Solution: Covariance Structure of Brownian Motion

Exercise: Covariance Structure of Brownian Motion

Proof

Assume $0 \le s \le t$ . Decompose $W_t$ as:

W_t = W_s + (W_t - W_s)

Since $\mathbb{E}[W_s] = 0$ and $\mathbb{E}[W_t] = 0$ (by (BM1) + (BM3)):

\operatorname{Cov}(W_s, W_t) = \mathbb{E}[W_s W_t] = \mathbb{E}[W_s(W_s + (W_t - W_s))] = \mathbb{E}[W_s^2] + \mathbb{E}[W_s(W_t - W_s)]

The first term is $\operatorname{Var}(W_s) = s$ by (BM3). For the second term, (BM2) says $W_s$ (which is $\mathcal{F}_s$ -measurable) is independent of the increment $W_t - W_s$ , so:

\mathbb{E}[W_s(W_t - W_s)] = \mathbb{E}[W_s] \cdot \mathbb{E}[W_t - W_s] = 0 \cdot 0 = 0

Hence $\operatorname{Cov}(W_s, W_t) = s = \min(s, t)$ . By symmetry, the identity holds for all $s, t \ge 0$ . $\square$

Part 1 — Simulation

# Python
import numpy as np

rng = np.random.default_rng(42)
N = 100_000
dt = 1e-3
n_steps = 1000           # t ∈ [0, 1] with Δt = 1e-3
s_idx, t_idx = 300, 700  # times 0.3 and 0.7

increments = rng.normal(0, np.sqrt(dt), size=(N, n_steps))
W = np.cumsum(increments, axis=1)
W_s = W[:, s_idx - 1]
W_t = W[:, t_idx - 1]

cov_hat = np.cov(W_s, W_t, ddof=0)[0, 1]
print(f"Sample Cov(W_0.3, W_0.7) = {cov_hat:.4f}")
print(f"Theoretical min(0.3, 0.7) = 0.3")
# Sample Cov(W_0.3, W_0.7) = 0.3005
# Theoretical min(0.3, 0.7) = 0.3

The sample covariance matches the theoretical value to three decimal places — Monte Carlo error at $N = 10^5$ is on the order of $1/\sqrt{N} \approx 3 \times 10^{-3}$ , consistent with the observed gap of $5 \times 10^{-4}$ .

Part 2 — Correlation

Using $\operatorname{Var}(W_s) = s$ , $\operatorname{Var}(W_t) = t$ , and $\operatorname{Cov}(W_s, W_t) = s$ for $s \le t$ :

\operatorname{Corr}(W_s, W_t) = \frac{\operatorname{Cov}(W_s, W_t)}{\sqrt{\operatorname{Var}(W_s)\operatorname{Var}(W_t)}} = \frac{s}{\sqrt{st}} = \sqrt{\frac{s}{t}}

The correlation depends only on the ratio

s/t \in (0, 1]

, not on the individual values. So

(W_1, W_2)

and

(W_{100}, W_{200})

have the same correlation

\sqrt{1/2} \approx 0.707

Part 3 — Long-range dependence

If $s$ and $t$ grow proportionally, say $t = \lambda s$ for a fixed $\lambda > 1$ , then:

\operatorname{Corr}(W_s, W_{\lambda s}) = \sqrt{\frac{s}{\lambda s}} = \frac{1}{\sqrt{\lambda}}

This does not depend on

s

. So even as the absolute gap

t - s = (\lambda - 1)s

grows without bound, the correlation stays fixed at

1/\sqrt{\lambda}

. Compare this with a stationary AR(1) or OU process, where correlation decays exponentially with the gap; Brownian motion is non-stationary and its correlation is scale-invariant.
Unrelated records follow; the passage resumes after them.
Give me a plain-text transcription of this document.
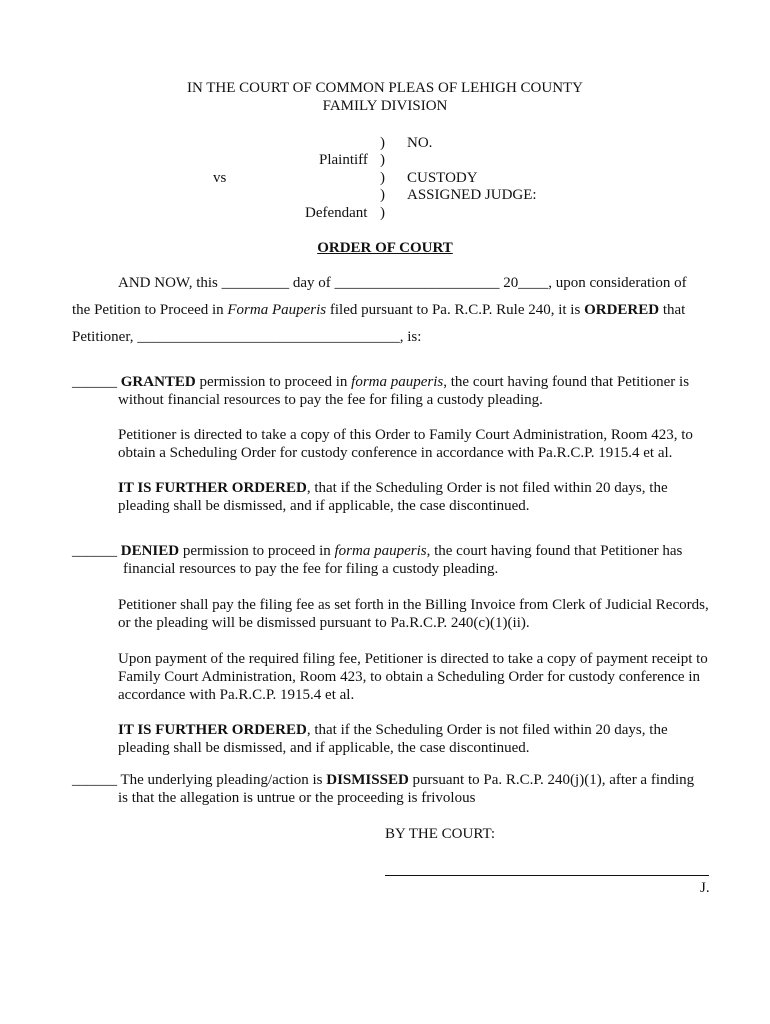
IN THE COURT OF COMMON PLEAS OF LEHIGH COUNTY
FAMILY DIVISION
) NO.
Plaintiff )
vs	) CUSTODY
) ASSIGNED JUDGE:
Defendant )
ORDER OF COURT
AND NOW, this _________ day of ______________________ 20____, upon consideration of
the Petition to Proceed in Forma Pauperis filed pursuant to Pa. R.C.P. Rule 240, it is ORDERED that
Petitioner, ___________________________________, is:
______ GRANTED permission to proceed in forma pauperis, the court having found that Petitioner is
without financial resources to pay the fee for filing a custody pleading.
Petitioner is directed to take a copy of this Order to Family Court Administration, Room 423, to obtain a Scheduling Order for custody conference in accordance with Pa.R.C.P. 1915.4 et al.
IT IS FURTHER ORDERED, that if the Scheduling Order is not filed within 20 days, the pleading shall be dismissed, and if applicable, the case discontinued.
______ DENIED permission to proceed in forma pauperis, the court having found that Petitioner has
financial resources to pay the fee for filing a custody pleading.
Petitioner shall pay the filing fee as set forth in the Billing Invoice from Clerk of Judicial Records, or the pleading will be dismissed pursuant to Pa.R.C.P. 240(c)(1)(ii).
Upon payment of the required filing fee, Petitioner is directed to take a copy of payment receipt to Family Court Administration, Room 423, to obtain a Scheduling Order for custody conference in accordance with Pa.R.C.P. 1915.4 et al.
IT IS FURTHER ORDERED, that if the Scheduling Order is not filed within 20 days, the pleading shall be dismissed, and if applicable, the case discontinued.
______ The underlying pleading/action is DISMISSED pursuant to Pa. R.C.P. 240(j)(1), after a finding
is that the allegation is untrue or the proceeding is frivolous
BY THE COURT:
J.
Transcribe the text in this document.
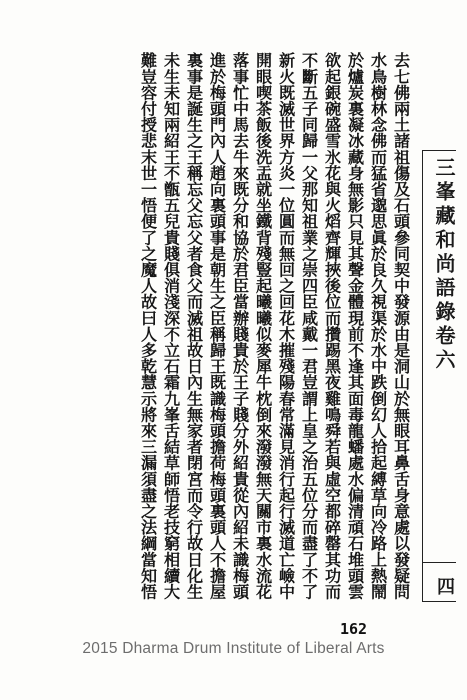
去七佛兩土諸祖傷及石頭參同契中發源由是洞山於無眼耳鼻舌身意處以發疑問
水鳥樹林念佛而猛省邈思眞於良久視渠於水中跌倒幻人拾起縛草向冷路上熱鬧
於爐炭裏凝冰藏身無影只見其聲金體現前不逢其面毒龍蟠處水偏清頑石堆頭雲
欲起銀碗盛雪氷花與火熖齊輝挾後位而攢踢黑夜雞鳴舜若與虛空都碎罄其功而
不斷五子同歸一父那知祖業之崇四臣咸戴一君豈謂上皇之治五位分而盡了不了
新火既滅世界方炎一位圓而無回之回花木摧殘陽春常滿見消行起行滅道亡嶮中
開眼喫茶飯後洗盂就坐鐵背殘豎起曦曦似麥犀牛枕倒來潑潑無天關市裏水流花
落事忙中馬去牛來既分和協於君臣當辦賤貴於王子賤分外紹貴從內紹未識梅頭
進於梅頭門內人趙向裏頭事是朝生之臣稱歸王既識梅頭擔荷梅頭裏頭人不擔屋
裏事是誕生之王稱忘父忘父者食父而滅祖故日內生無家者閉宮而令行故日化生
未生未知兩紹王不甑五兒貴賤俱消淺深不立石霜九峯舌結草師悟老技窮相續大
難豈容付授悲末世一悟便了之魔人故曰人多乾慧示將來三漏須盡之法綱當知悟	三峯藏和尚語錄卷六
四
162
2015 Dharma Drum Institute of Liberal Arts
Financially: if you sample a stock's Brownian-driven price at two times proportionally spaced (say, every doubling of horizon), the correlation between levels is constant. This is what makes volatility forecasts stable across different holding-period horizons but makes price-level forecasts unstable — the level of

W_t

is persistent, even though the increments are independent.

Takeaways

$\operatorname{Cov}(W_s, W_t) = \min(s, t)$ is the single identity that characterises Brownian motion among Gaussian processes, once you fix mean zero.
Correlation depends only on the ratio $s/t$ . This is a restatement of Brownian motion's self-similarity — the covariance structure is scale-invariant.
Long-range dependence in levels, independence in increments. These are not contradictory: the level $W_t$ is the cumulative sum of many independent past increments, so it remembers them; the next increment $W_{t+h} - W_t$ does not.
Simulation check is cheap and worth doing once. When an identity falls out of the definition, running a 10-second Monte Carlo verification builds intuition that algebra alone cannot.